Grain boundaries show lower work function after air exposure of treated CdTe.

Average depletion width at grain boundaries is 290 nm.

Band bending at grain boundaries is approximately 70 meV.

Abstract

Post-deposition CdCl$_2$ treatment of polycrystalline CdTe is known to increase photovoltaic efficiency. However, the precise chemical, structural, and electronic changes that underpin this improvement are still debated. In this study, spectroscopic photoemission electron microscopy was used to spatially map the vacuum level and ionization energy of CdTe films, enabling the identification of electronic structure variations between grains and grain boundaries. In vacuo preparation and inert transfer of oxide-free CdTe surfaces isolated the separate effects of CdCl$_2$ treatment and ambient oxygen exposure.
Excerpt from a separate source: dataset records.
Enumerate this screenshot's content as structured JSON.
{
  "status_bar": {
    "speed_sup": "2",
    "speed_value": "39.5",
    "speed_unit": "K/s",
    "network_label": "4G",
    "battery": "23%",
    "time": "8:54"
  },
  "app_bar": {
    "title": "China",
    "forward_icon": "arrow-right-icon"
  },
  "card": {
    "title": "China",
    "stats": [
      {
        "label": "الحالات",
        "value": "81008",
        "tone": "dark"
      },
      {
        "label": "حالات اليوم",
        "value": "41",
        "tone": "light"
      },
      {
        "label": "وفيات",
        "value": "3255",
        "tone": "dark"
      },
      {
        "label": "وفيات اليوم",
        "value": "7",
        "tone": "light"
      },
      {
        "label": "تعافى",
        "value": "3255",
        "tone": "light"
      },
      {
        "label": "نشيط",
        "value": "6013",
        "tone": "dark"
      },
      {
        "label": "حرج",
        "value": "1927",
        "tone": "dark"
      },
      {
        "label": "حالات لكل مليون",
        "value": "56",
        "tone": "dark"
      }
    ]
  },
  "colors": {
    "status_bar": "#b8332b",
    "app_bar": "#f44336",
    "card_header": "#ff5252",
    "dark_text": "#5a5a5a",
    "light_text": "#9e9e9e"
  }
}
Qualitatively, grain boundaries displayed lower work function and downward band bending relative to grain interiors, but only after air exposure of CdCl$_2$-treated CdTe. Analysis of numerous space charge regions at grain boundaries (GBs) showed an average depletion width of 290 nm and an average band bending magnitude of 70 meV, corresponding to a GB trap density of 10$^{11}$ cm$^{-2}$ and a net carrier density of 10$^{15}$ cm$^{-3}$. These results suggest that both CdCl$_2$ treatment and oxygen exposure may be independently tuned to enhance CdTe photovoltaic performance by engineering the interface and bulk electronic structure.